J&J set itself five goals in lifting Teradata to the cloud, Siddiqui says: to migrate three data environments and all its applications by the halfway point of 2019; to offer the same or improved performance compared with the on-premise system; and to increase flexibility and scalability while reducing cost.
This posed a sizeable challenge for Siddiqui’s team, which aimed to support about 300TB of storage, 50 business applications and 2,500 analytics users on to a system capable of handling more than 200 million queries per month.
It also raised some significant questions.

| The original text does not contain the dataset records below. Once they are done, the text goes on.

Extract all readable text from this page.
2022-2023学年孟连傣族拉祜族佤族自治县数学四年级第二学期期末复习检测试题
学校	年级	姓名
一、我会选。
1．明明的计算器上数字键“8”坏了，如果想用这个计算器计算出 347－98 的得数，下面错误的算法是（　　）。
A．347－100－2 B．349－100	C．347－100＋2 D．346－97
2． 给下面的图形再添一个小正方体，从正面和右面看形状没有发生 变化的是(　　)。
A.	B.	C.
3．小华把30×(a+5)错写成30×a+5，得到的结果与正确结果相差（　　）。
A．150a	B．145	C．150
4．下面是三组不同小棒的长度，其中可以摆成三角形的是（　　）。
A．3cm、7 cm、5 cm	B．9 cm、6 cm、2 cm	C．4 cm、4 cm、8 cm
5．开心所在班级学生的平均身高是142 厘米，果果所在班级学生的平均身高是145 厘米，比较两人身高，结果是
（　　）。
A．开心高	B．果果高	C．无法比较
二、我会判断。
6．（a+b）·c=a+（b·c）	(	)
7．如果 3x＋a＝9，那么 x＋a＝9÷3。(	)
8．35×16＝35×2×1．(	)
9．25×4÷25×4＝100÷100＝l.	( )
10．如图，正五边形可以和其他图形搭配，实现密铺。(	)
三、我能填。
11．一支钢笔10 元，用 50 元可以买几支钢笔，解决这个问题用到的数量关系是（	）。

“How are our applications going to perform? How do we migrate? What happens with downtime, and stability and security?” he says. “We had to address these questions, not just for our leadership team, but all the stakeholders across J&J. We had to show how it would benefit each one of us.”
Most applications stay on-prem
Although all the data warehouse workloads would be in the cloud, most of the related analytics applications and data visualisation tools, including Qlik, Talend, Informatica, and Tibco, remained on-premise.

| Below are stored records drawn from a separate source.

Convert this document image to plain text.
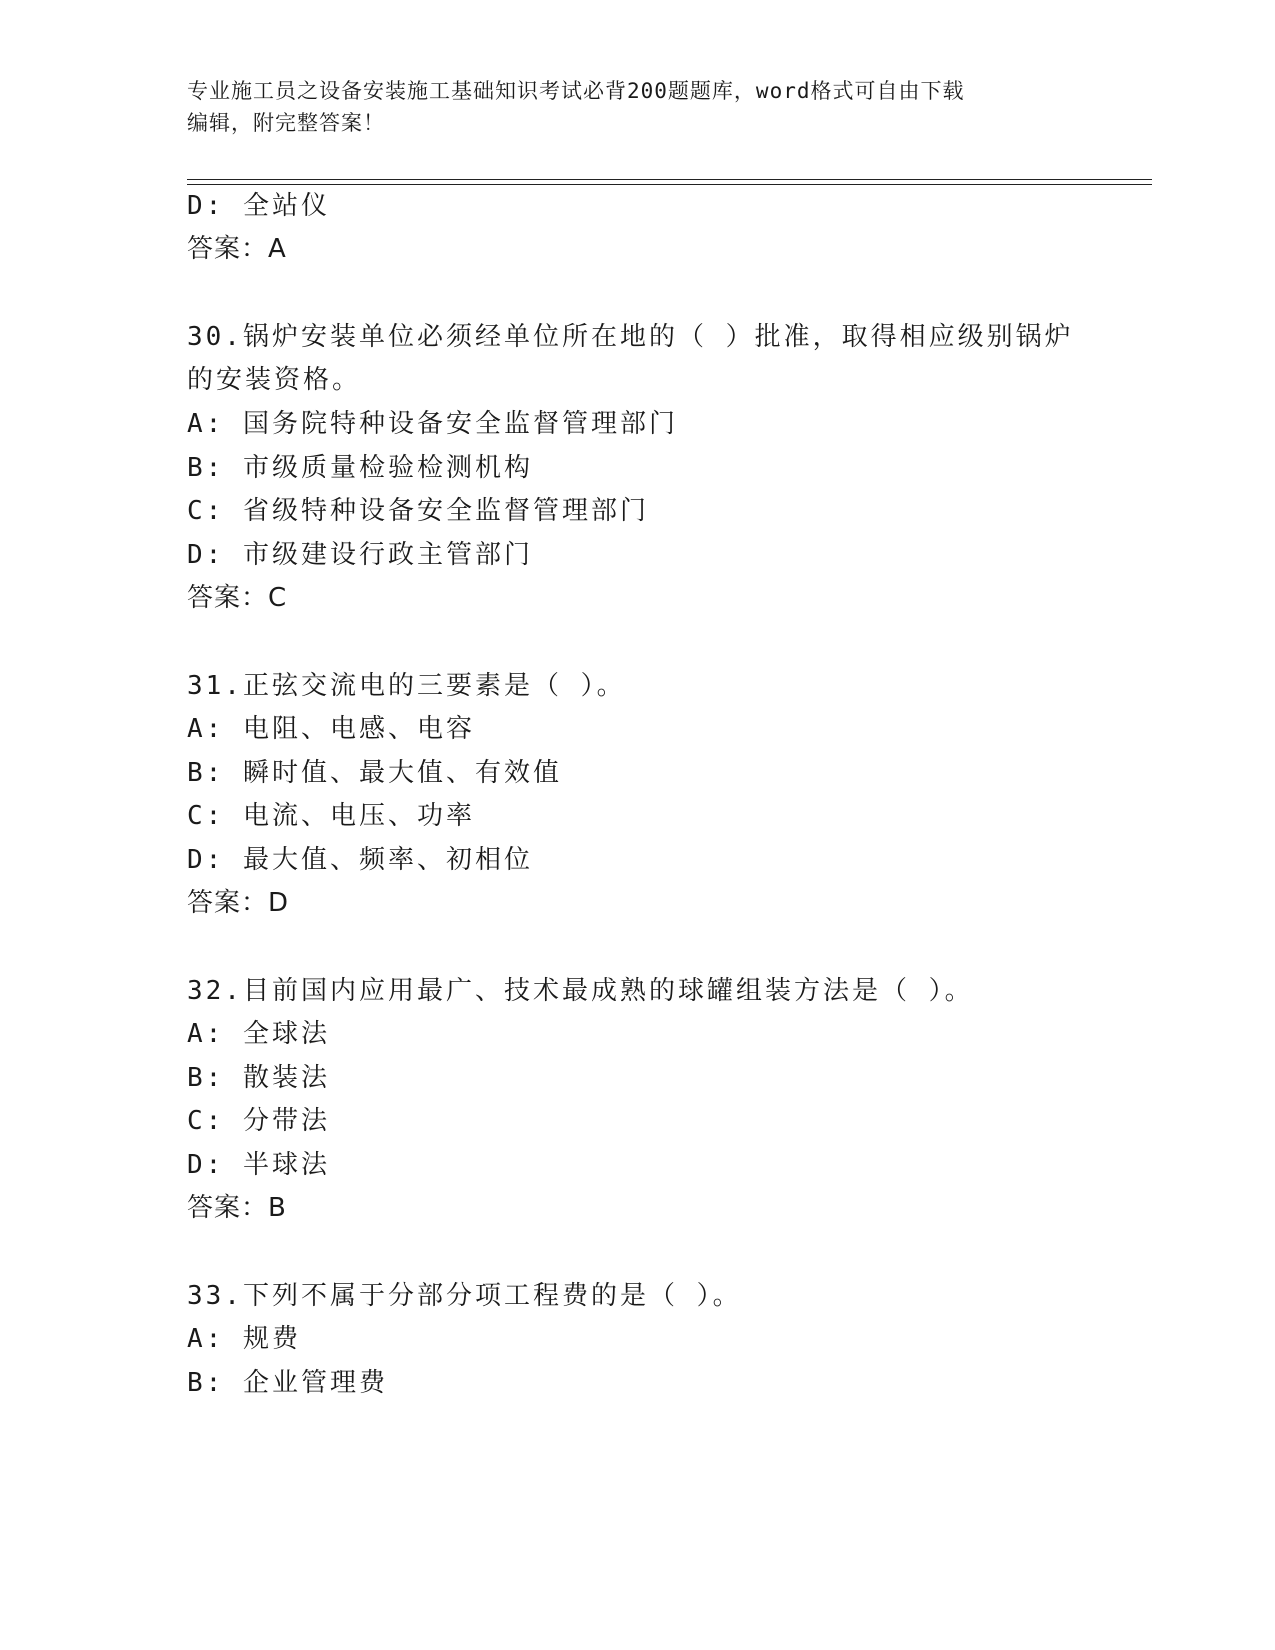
专业施工员之设备安装施工基础知识考试必背200题题库，word格式可自由下载
编辑，附完整答案！
D: 全站仪
答案：A
30.锅炉安装单位必须经单位所在地的（ ）批准，取得相应级别锅炉
的安装资格。
A: 国务院特种设备安全监督管理部门
B: 市级质量检验检测机构
C: 省级特种设备安全监督管理部门
D: 市级建设行政主管部门
答案：C
31.正弦交流电的三要素是（ ）。
A: 电阻、电感、电容
B: 瞬时值、最大值、有效值
C: 电流、电压、功率
D: 最大值、频率、初相位
答案：D
32.目前国内应用最广、技术最成熟的球罐组装方法是（ ）。
A: 全球法
B: 散装法
C: 分带法
D: 半球法
答案：B
33.下列不属于分部分项工程费的是（ ）。
A: 规费
B: 企业管理费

Some applications were split between the cloud and on-premise servers. For example, J&J wanted to spin up application development environments in the cloud when they were required and only pay when using them. “That is the flexibility we did not have our own servers,” Siddiqui says.

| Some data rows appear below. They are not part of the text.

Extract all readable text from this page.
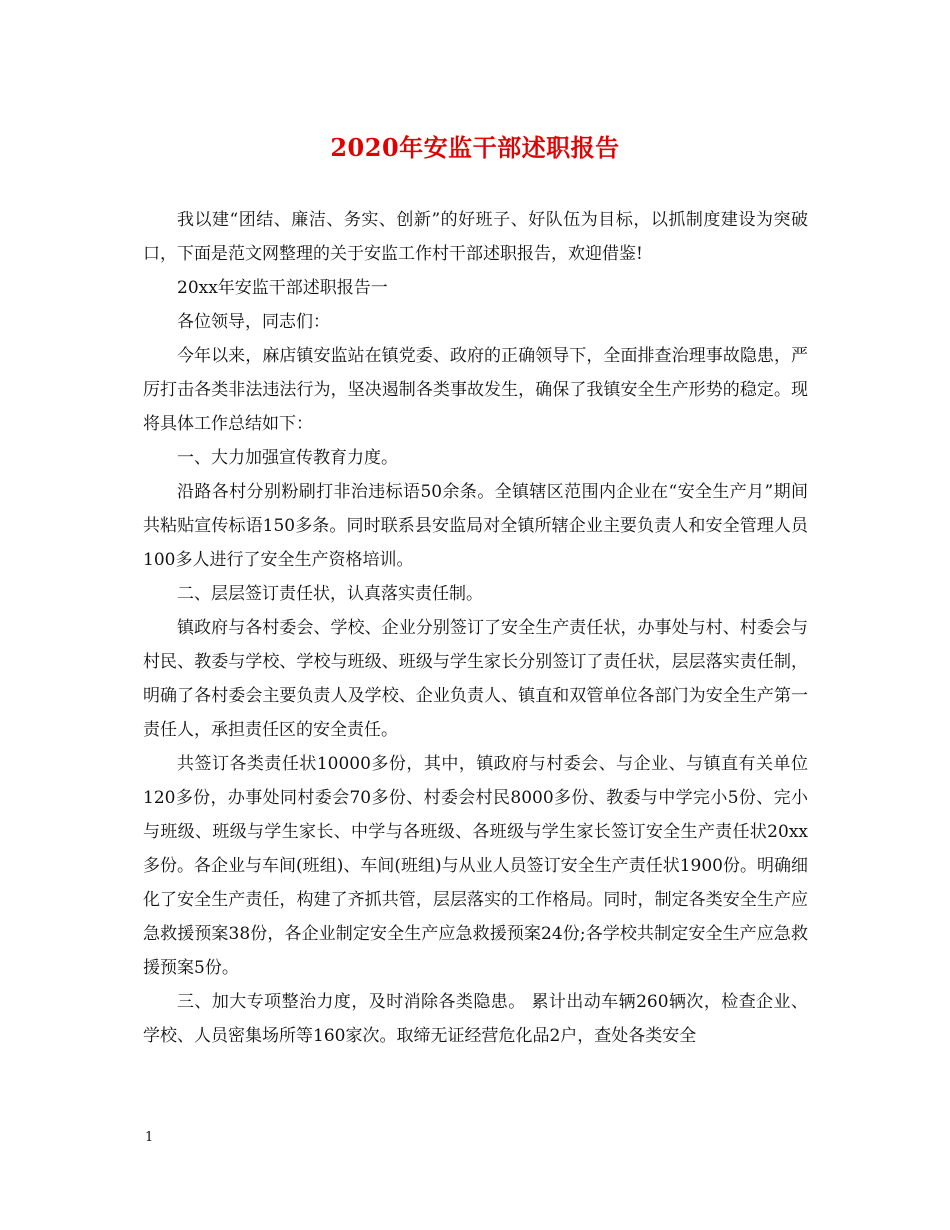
2020年安监干部述职报告

我以建“团结、廉洁、务实、创新”的好班子、好队伍为目标，以抓制度建设为突破口，下面是范文网整理的关于安监工作村干部述职报告，欢迎借鉴!

20xx年安监干部述职报告一

各位领导，同志们：

今年以来，麻店镇安监站在镇党委、政府的正确领导下，全面排查治理事故隐患，严厉打击各类非法违法行为，坚决遏制各类事故发生，确保了我镇安全生产形势的稳定。现将具体工作总结如下：

一、大力加强宣传教育力度。

沿路各村分别粉刷打非治违标语50余条。全镇辖区范围内企业在“安全生产月”期间共粘贴宣传标语150多条。同时联系县安监局对全镇所辖企业主要负责人和安全管理人员100多人进行了安全生产资格培训。

二、层层签订责任状，认真落实责任制。

镇政府与各村委会、学校、企业分别签订了安全生产责任状，办事处与村、村委会与村民、教委与学校、学校与班级、班级与学生家长分别签订了责任状，层层落实责任制，明确了各村委会主要负责人及学校、企业负责人、镇直和双管单位各部门为安全生产第一责任人，承担责任区的安全责任。

共签订各类责任状10000多份，其中，镇政府与村委会、与企业、与镇直有关单位120多份，办事处同村委会70多份、村委会村民8000多份、教委与中学完小5份、完小与班级、班级与学生家长、中学与各班级、各班级与学生家长签订安全生产责任状20xx多份。各企业与车间(班组)、车间(班组)与从业人员签订安全生产责任状1900份。明确细化了安全生产责任，构建了齐抓共管，层层落实的工作格局。同时，制定各类安全生产应急救援预案38份，各企业制定安全生产应急救援预案24份;各学校共制定安全生产应急救援预案5份。

三、加大专项整治力度，及时消除各类隐患。 累计出动车辆260辆次，检查企业、学校、人员密集场所等160家次。取缔无证经营危化品2户，查处各类安全

1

Given the migration had to follow an upgrade to the data warehouse production environment, deadlines became tight. The team worked for three months more or less continuously. But by the end of June of 2019, it was able to decommission the on-premise data warehouse hardware systems.
The hard work has paid off for Siddiqui and his team. Extract-transform-load jobs now take half the time compared to the on-premise system. Large Tableau workload performance has improved by 60% and another application’s data loading was cut from more than three hours to 50 minutes.
Beware the desktop data hoarders
Claudia Imhoff, industry analyst and president of Intelligence Solutions, says it makes sense to put enterprise data warehousing in the cloud in terms of scalability and performance, but there are caveats.
“It’s a wonderful place if you have all the data in there. But, unless you’re a greenfield company, nobody has all of their data in the cloud. Even if most operational systems are in the cloud, there are so many little spreadsheets that are worth gold to the company, and they’re on somebody’s desktop,” she says.
“There are arguments for bringing the data into the cloud. It is this amorphous thing, and you don’t even know where the data is being stored. And you don’t care, as long as you get access to it. Some of it’s in Azure, some of it’s in AWS, and some of it is in fill-in-the-blank cloud. And, by the way, some of it is still on-premise. Can you bring the data together virtually and analyse it? Good luck with that,” she adds.
To succeed in getting data warehousing and analytics into the cloud, IT must convince those hoarding data on desktop systems that it is in their interest to share their data. The cloud has to do something for them, she says.
Despite the challenges, enterprise IT managers can expect to see more data warehouse deployments in the cloud. In April, IDC found the market for analytics tools and EDW software hosted on the public cloud would grow by 32% annually to represent more than 44% of the total market in 2022. These organisations will have plenty to learn from J&J’s data warehouse journey.